Today, Huggins' current players don't ask him to talk about the West Virginia-Pitt rivalry. It's not like it was back in the 1970s when high school teammates frequently became college enemies when one chose Pitt and the other picked West Virginia.
The late Joe Fryz was supposed to go to Pitt, just as Moon Township's Richards did a few years prior. So when Fryz committed to West Virginia instead of Pitt, Panther coach Tim Grgurich never spoke to him again for the rest of his life.
That's kind of how things worked back then.
The guys playing in Friday night's game hardly know each other. They come from different parts of the country and in some instances, different parts of the world, so it's really pointless for Huggins to dust off his best "we hate Pitt speech" like Fred Schaus and Gale Catlett used to give to their players.
It was Schaus who taught Catlett to become such a notorious (and occasionally obnoxious) Pitt hater. Catlett took an ass-chewing he once got from Schaus at halftime of a WVU-Pitt freshman game and ran with it. I'm sure Grgurich did likewise with his guys up in Oakland. The same goes for Dr. Roy Chipman.
I suppose nostalgia still sells these days for fans confused with realignment.
The Panthers (0-1) are coming off a disappointing 78-63 season-opening loss to The Citadel on Tuesday night, while the Mountaineers are not yet Bob Huggins-caliber after being outrebounded by 15 during Tuesday night's harder-than-expected 60-53 victory over Oakland.
Huggins calls Jeff Capel's current Pitt squad "intriguing" while saying his team's rebounding "still sucks."

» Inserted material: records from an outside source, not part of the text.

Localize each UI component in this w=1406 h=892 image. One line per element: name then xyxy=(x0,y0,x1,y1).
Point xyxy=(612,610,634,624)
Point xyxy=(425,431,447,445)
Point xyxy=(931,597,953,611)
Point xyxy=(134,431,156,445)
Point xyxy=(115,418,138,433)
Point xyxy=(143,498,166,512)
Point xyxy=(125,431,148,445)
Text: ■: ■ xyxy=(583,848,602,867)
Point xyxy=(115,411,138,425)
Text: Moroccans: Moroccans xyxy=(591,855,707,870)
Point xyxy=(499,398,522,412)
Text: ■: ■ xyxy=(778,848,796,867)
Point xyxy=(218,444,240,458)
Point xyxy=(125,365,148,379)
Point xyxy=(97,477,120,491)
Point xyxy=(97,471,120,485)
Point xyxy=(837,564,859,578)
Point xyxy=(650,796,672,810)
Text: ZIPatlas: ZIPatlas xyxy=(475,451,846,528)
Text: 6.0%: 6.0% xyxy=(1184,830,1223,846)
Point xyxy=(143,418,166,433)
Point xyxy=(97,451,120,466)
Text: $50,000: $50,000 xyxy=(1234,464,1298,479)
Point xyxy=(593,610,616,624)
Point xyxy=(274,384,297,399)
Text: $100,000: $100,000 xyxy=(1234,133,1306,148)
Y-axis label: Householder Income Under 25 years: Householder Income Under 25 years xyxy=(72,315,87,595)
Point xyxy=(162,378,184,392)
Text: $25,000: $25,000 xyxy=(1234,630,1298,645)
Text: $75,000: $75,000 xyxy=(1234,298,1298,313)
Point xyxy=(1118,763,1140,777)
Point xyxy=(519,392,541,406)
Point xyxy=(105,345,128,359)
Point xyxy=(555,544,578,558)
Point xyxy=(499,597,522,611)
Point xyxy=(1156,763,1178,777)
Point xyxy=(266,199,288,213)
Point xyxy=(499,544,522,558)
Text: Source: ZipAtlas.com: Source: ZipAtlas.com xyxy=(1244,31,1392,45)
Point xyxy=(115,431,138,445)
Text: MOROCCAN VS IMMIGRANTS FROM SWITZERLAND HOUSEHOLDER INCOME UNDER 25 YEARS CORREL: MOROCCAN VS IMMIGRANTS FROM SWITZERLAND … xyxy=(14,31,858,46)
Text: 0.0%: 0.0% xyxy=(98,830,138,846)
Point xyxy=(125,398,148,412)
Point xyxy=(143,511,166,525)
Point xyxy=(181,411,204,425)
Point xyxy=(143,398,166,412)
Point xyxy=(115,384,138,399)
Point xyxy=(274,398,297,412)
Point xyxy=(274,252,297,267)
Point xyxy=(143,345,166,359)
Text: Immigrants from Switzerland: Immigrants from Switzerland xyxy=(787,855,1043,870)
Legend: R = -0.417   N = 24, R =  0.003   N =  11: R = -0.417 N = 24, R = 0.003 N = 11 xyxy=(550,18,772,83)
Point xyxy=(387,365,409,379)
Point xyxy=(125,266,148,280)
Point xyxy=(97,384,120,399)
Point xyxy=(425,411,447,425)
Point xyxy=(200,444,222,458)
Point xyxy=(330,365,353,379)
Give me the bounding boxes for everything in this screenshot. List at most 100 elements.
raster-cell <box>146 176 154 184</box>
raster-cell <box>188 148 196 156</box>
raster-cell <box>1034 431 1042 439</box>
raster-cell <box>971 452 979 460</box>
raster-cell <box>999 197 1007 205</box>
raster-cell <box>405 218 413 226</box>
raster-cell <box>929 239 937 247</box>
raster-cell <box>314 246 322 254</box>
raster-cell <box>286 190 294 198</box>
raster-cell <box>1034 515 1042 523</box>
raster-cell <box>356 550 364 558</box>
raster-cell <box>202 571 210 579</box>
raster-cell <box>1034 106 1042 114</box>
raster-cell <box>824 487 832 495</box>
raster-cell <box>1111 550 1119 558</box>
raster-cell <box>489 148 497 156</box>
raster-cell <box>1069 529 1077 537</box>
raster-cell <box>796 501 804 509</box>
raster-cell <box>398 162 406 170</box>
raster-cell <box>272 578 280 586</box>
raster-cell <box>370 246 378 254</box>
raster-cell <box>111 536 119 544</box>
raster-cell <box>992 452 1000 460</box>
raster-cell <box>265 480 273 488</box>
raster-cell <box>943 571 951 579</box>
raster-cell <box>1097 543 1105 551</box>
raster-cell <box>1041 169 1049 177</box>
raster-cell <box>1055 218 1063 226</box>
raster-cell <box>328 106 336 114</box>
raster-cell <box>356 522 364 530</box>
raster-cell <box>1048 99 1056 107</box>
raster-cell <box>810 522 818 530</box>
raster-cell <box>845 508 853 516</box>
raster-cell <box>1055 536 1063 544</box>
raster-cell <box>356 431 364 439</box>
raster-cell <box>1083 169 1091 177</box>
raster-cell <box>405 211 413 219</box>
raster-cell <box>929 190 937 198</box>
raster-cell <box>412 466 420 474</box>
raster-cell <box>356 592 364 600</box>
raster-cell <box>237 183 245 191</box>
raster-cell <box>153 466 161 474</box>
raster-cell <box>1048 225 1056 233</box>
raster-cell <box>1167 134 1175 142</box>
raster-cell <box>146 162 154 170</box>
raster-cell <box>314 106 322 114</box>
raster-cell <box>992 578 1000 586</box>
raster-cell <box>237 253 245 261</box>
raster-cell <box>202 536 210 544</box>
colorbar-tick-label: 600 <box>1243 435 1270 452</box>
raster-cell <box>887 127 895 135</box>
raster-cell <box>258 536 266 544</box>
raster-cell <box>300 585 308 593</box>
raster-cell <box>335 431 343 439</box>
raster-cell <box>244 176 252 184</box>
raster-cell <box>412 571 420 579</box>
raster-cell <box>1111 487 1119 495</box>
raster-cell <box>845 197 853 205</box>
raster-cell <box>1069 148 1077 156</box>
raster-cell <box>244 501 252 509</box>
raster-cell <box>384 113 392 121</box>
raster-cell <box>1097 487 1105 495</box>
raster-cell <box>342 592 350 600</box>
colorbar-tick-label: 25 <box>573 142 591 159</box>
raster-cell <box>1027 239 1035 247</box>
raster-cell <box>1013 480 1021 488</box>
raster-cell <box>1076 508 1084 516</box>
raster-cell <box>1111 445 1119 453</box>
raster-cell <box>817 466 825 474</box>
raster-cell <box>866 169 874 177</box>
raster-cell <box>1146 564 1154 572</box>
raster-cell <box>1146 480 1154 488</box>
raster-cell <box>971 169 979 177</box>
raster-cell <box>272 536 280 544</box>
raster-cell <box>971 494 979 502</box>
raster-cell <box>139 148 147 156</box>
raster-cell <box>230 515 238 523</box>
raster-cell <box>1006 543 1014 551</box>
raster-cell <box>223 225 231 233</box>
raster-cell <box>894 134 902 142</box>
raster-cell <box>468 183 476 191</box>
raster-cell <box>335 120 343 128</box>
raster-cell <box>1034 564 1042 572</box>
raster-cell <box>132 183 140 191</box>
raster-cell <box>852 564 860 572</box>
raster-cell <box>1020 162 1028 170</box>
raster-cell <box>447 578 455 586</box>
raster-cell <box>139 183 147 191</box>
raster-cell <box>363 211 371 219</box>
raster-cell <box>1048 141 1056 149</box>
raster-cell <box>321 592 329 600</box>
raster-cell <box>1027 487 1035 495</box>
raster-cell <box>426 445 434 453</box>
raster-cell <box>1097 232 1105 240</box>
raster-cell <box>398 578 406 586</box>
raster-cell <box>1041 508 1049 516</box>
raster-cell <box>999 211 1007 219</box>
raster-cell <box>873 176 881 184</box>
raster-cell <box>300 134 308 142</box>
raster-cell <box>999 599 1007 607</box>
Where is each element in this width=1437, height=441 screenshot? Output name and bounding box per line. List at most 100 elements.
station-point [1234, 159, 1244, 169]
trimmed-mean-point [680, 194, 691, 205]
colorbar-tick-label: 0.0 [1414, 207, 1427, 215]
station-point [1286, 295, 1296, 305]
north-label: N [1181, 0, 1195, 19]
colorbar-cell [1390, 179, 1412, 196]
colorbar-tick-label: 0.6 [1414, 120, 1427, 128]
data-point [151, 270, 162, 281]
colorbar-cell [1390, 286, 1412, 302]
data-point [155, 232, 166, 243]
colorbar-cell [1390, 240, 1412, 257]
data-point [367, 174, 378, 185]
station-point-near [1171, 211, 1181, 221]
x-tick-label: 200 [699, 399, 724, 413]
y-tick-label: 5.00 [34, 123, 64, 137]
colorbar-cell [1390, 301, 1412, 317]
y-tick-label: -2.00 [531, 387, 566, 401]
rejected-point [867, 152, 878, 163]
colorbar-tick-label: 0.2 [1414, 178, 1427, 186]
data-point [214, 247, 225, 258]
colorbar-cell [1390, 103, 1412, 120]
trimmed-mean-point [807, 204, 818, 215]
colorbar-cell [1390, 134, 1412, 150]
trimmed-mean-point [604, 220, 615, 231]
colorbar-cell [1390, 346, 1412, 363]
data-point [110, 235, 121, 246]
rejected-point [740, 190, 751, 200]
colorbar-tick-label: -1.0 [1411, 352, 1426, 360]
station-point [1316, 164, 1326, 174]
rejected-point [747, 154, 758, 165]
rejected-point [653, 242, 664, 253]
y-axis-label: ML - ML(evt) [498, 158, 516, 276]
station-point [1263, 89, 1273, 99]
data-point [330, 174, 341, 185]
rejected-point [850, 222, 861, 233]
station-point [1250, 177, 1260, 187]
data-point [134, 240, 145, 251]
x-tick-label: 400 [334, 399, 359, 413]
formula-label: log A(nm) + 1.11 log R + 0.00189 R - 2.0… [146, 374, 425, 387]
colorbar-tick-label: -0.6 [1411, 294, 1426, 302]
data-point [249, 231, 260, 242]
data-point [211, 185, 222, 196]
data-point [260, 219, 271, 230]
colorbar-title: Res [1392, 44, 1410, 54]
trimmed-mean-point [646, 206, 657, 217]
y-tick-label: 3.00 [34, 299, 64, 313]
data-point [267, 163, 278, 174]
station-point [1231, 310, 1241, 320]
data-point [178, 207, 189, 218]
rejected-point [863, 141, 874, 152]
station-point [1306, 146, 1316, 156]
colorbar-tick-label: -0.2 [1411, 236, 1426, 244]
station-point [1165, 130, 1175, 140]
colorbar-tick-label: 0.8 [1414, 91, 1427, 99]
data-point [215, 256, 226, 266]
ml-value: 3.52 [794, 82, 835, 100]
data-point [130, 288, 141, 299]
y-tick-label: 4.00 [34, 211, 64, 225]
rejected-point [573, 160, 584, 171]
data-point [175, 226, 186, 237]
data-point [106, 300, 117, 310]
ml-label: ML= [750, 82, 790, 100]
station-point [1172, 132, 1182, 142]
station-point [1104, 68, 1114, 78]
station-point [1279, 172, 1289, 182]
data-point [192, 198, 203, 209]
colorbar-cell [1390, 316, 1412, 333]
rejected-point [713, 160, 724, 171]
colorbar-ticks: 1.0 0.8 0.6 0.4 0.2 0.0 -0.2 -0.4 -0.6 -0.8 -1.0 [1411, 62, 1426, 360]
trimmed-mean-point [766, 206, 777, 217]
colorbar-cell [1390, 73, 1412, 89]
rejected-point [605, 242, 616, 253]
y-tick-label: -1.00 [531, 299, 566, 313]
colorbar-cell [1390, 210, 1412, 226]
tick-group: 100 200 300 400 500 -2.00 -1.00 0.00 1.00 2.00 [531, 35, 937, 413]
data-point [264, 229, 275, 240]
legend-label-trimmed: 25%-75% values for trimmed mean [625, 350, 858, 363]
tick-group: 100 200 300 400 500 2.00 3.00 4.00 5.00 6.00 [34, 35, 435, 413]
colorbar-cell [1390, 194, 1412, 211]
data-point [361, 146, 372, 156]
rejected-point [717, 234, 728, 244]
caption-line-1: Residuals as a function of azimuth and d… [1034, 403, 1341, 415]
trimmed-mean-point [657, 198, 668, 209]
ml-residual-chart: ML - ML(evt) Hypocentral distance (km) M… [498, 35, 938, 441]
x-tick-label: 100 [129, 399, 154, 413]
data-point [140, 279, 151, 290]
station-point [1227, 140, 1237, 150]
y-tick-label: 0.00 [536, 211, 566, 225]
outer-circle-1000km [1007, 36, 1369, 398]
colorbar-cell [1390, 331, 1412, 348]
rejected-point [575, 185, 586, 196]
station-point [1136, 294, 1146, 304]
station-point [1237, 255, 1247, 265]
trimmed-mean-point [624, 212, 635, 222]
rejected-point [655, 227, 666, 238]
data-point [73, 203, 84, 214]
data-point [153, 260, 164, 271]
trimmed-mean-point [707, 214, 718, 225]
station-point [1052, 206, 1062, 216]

Eight of the nine players Pitt used against The Citadel were 6-feet-5 or taller, including 6-foot-9, 280-pound John Hugley, who scored a team-best 27 points and grabbed 10 rebounds. Femi Odukale, a 6-foot-5, 205-pound guard, finished with 20.
The other seven guys managed to score just 16.
Guard Taz Sherman led West Virginia (1-0) with 18 points on Tuesday. Guard Sean McNeil contributed 10.
Hugley is from Cleveland and Odukale is from Brooklyn, New York. Sherman hails from Missouri City, Texas, while McNeil is a native of Union, Kentucky – not exactly Backyard Brawl territory.
Tipoff is set for 8:30 p.m. The game will be televised nationally on ESPNU.